Bribery Claim Hangs Over Lawmakers

By Morrison O.G. Sayon

Members of the 53rd National Legislature have been accused of receiving huge bribes from some western companies to ratify certain oil blocks in the country.

A group of concerned citizens who staged a peaceful protest on the ground of the Capitol Building against the sale of additional oil blocks on Tuesday has pointed accusing fingers at the Legislature especially its leaders of receiving bribe from oil giant companies in America and Europe for the ratification of block 7, 16 and 17.

The head of the concerned citizens who stormed the seat of the National Legislature on Tuesday, Mr. Henry P. Costa, appearing on a local radio station yesterday alleged that the President Pro-tempore of the Liberian Senate, Gbenzohngar Findley and House Speaker, Alex Tyler and members of both august body have been offered millions of United Dollars to sell the Liberian people’s oil blocks.

Mr. Costa further alleged that US$120,000 was given to members of the Legislature to ratify a particular oil block, while the House of Representatives took US$1.2 million from government’s coffers to go on a nation-wide tour to hold consultations with those in the various counties. Costa boasted of having substantive evidence to substantiate his allegation against the Legislature.

Mr. Costa and his group of concerned citizens, with anti-government slogans stormed the Capitol Building with their petition to the National Legislature against what they called the planned sale of oil blocks 6,7,16 and 17.

In their petition the citizens noted, “We, a cross section of concerned Liberian citizens, cognizant of the poor and, abusive management of our natural resources, particularly our last extractive frontier; the oil and gas sector, and realizing our conscious duty and responsibility to defend and safeguard our future, and children’s future, do hereby assemble invoking Article 17 of our Constitution to petition our National Legislature not to ratify the planned sale of oil blocks 6, 7, 6 and 11.”

They also warned against future sale of any oil blocks until at such time when the ongoing reform process is completed ensuring significant Liberian participation.

Few hours following the presentation of the petition, Senate Pro-tempore, Findley at a well-attended news conference, accused Presidential hopeful, Benoni Urey of inciting the group to stage the protest at the Capitol Building.

Pro-tempore Findley accused Mr. Urey of supporting the protesters referring to them as paid agents and that Urey was inciting violence in the country. But in their reaction, Costa said Sen. Findley is accumulating wealth at the expense of ordinary Liberians who have no bread on their tables.

Costa said Sen. Findley and his colleagues are mortgaging the country’s resources by ratifying bogus oil deals and other concession agreements for personal aggrandizement while the majority of the citizens live in abject poverty.

“You have not completed the reform process and you are attempting to sell additional oil blocks, and say that we are paid agents? Does Urey have money to pay those responsible people you saw yesterday at the Capitol Building to pay them, or is he dishing out money? We are speaking of our right, the sale of our oil blocks and you describe us as paid agents? Mr. Costa wondered.
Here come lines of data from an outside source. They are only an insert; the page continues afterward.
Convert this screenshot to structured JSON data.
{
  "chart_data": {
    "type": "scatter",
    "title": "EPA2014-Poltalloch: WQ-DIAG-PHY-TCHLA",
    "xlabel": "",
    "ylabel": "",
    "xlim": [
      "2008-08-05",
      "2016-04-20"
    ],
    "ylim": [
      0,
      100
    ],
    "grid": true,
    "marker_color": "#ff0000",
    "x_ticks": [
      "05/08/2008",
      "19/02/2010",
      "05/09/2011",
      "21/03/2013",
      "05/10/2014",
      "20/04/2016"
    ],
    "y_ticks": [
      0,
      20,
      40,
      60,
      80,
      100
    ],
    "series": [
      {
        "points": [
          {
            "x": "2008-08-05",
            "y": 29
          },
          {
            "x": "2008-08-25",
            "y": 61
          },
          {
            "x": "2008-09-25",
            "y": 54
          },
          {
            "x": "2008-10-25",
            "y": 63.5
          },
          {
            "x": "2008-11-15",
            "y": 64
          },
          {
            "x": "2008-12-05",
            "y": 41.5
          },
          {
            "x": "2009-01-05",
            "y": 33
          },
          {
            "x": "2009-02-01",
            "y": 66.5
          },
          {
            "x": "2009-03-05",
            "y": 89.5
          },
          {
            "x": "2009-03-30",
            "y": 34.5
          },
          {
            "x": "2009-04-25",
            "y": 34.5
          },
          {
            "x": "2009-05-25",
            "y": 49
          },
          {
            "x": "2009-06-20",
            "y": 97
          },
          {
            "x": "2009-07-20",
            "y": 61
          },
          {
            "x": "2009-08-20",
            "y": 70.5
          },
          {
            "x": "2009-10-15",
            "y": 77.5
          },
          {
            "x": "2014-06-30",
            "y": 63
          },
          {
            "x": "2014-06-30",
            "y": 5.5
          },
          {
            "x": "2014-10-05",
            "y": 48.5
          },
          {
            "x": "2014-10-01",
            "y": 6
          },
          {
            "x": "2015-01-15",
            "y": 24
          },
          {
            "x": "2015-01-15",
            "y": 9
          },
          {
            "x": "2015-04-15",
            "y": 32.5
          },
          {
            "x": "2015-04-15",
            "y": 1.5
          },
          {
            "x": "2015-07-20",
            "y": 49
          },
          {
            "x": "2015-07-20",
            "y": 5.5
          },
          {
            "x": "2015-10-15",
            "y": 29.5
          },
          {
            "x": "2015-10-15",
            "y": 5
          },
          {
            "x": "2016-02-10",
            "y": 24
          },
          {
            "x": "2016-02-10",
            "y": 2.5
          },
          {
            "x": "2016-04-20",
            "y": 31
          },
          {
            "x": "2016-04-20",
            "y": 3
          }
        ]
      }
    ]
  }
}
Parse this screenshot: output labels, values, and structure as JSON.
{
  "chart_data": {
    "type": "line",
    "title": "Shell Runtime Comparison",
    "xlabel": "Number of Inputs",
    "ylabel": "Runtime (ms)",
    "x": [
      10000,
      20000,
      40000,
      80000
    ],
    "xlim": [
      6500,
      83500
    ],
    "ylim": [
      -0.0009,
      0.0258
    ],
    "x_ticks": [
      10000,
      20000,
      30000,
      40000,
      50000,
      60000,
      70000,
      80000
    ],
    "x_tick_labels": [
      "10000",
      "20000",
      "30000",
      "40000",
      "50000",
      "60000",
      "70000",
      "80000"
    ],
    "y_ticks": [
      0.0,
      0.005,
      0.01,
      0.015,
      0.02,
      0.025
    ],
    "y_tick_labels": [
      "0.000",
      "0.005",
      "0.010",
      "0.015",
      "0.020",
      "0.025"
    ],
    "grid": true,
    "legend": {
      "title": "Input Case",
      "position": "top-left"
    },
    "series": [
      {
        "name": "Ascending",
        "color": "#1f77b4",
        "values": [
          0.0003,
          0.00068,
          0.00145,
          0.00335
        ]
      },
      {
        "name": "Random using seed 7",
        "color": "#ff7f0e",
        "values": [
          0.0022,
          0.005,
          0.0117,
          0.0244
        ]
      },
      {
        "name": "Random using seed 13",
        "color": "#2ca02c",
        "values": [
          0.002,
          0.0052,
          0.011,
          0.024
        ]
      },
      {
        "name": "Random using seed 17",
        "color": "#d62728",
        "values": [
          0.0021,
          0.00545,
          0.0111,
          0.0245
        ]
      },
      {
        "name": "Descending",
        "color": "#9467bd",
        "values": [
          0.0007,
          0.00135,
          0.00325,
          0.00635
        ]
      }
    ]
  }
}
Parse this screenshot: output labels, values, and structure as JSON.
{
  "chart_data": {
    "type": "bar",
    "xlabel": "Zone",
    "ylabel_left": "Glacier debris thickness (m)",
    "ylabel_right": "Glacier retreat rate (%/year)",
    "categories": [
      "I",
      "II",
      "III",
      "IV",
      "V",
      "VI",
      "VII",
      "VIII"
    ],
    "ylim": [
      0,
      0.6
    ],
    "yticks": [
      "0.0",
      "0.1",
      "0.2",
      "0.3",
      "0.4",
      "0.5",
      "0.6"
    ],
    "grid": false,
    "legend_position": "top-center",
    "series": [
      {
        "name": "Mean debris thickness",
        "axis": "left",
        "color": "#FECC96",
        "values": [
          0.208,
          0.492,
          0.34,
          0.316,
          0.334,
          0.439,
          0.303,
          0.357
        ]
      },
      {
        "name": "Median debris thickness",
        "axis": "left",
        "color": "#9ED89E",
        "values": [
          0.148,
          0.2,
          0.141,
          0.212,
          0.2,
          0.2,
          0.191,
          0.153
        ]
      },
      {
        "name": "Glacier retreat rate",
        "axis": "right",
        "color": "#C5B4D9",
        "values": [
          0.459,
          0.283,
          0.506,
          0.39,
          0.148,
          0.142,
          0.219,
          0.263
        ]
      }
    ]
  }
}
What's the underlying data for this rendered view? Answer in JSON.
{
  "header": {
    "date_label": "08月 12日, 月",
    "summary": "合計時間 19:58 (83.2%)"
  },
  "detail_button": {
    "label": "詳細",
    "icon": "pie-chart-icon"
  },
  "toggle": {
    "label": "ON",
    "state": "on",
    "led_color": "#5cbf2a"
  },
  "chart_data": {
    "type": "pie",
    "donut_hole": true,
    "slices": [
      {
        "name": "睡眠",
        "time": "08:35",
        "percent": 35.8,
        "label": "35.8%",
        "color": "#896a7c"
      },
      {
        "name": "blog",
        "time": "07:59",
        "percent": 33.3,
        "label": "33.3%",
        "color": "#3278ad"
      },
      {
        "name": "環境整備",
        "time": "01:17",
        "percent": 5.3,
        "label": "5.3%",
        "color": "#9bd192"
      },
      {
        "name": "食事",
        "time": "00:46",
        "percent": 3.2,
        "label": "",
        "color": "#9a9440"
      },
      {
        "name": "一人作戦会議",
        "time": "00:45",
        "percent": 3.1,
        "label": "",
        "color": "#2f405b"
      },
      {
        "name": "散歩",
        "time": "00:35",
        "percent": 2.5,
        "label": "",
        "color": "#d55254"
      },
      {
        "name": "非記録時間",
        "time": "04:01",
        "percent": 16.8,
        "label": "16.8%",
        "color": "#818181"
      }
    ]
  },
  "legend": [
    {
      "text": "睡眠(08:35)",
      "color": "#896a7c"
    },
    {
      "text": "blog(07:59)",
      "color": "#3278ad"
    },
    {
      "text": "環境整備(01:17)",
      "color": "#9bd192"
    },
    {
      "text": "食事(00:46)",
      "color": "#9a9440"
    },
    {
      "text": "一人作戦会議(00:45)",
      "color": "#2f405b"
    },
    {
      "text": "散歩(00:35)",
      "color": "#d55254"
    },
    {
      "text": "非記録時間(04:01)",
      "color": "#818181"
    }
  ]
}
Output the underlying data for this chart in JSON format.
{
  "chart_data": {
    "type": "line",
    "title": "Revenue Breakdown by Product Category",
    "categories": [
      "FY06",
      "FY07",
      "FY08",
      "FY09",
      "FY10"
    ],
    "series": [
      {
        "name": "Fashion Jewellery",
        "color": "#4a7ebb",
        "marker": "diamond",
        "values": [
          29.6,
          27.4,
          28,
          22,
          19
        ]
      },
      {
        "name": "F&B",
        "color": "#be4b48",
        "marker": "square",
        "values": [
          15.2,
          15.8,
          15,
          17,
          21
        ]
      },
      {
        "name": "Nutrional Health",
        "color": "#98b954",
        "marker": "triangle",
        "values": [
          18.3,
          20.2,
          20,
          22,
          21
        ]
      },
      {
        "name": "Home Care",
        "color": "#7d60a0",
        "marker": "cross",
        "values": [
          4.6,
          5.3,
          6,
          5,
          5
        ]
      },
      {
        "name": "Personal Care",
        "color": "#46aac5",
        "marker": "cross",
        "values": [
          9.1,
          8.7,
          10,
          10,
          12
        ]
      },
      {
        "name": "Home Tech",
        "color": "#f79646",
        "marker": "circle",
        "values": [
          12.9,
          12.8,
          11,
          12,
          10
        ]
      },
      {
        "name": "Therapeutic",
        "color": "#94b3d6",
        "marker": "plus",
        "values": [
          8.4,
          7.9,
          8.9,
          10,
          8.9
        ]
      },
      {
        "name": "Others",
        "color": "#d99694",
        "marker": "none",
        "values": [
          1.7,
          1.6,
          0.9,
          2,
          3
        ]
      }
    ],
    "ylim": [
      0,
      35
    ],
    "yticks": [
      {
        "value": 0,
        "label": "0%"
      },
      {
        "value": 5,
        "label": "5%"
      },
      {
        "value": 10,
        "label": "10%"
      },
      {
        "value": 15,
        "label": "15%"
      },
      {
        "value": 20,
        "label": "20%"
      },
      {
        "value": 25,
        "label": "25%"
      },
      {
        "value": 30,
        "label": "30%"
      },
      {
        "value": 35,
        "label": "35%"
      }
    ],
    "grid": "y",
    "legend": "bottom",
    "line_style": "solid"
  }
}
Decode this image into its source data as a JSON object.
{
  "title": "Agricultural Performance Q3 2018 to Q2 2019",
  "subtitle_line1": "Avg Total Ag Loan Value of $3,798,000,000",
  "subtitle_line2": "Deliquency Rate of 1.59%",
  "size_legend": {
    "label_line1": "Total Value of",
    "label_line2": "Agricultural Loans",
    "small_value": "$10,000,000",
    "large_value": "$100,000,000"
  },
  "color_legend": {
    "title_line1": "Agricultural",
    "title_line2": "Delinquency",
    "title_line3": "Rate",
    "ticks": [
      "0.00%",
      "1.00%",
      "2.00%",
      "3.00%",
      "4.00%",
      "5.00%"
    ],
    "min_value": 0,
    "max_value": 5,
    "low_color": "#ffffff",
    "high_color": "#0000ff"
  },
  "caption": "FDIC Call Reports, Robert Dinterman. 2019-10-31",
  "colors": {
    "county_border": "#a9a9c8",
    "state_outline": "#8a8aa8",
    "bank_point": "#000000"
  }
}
He said Sen. Findley is one of the ungrateful Liberians and a coward whose budget at the Legislature amounts to US$1.34 million while his people are suffering. “Yesterday was just the beginning, the next time we will enter their Chambers, sit there and vote with them,” Mr. Costa, in strong words said.

He added that the protest was organized by cautious-minded individuals who were simply invoking Article 17 of the Liberian Constitution and was never paid as claimed by the Grand Bassa County lawmaker.

At the same time, Mr. Costa has taken serious exception to claims by Senate Pro-tempore that the Capitol Building protest was sponsored by Mr. Benoni Urey. Costa said as conscious Liberians they will never be paid by anyone to exercise their constitutional rights.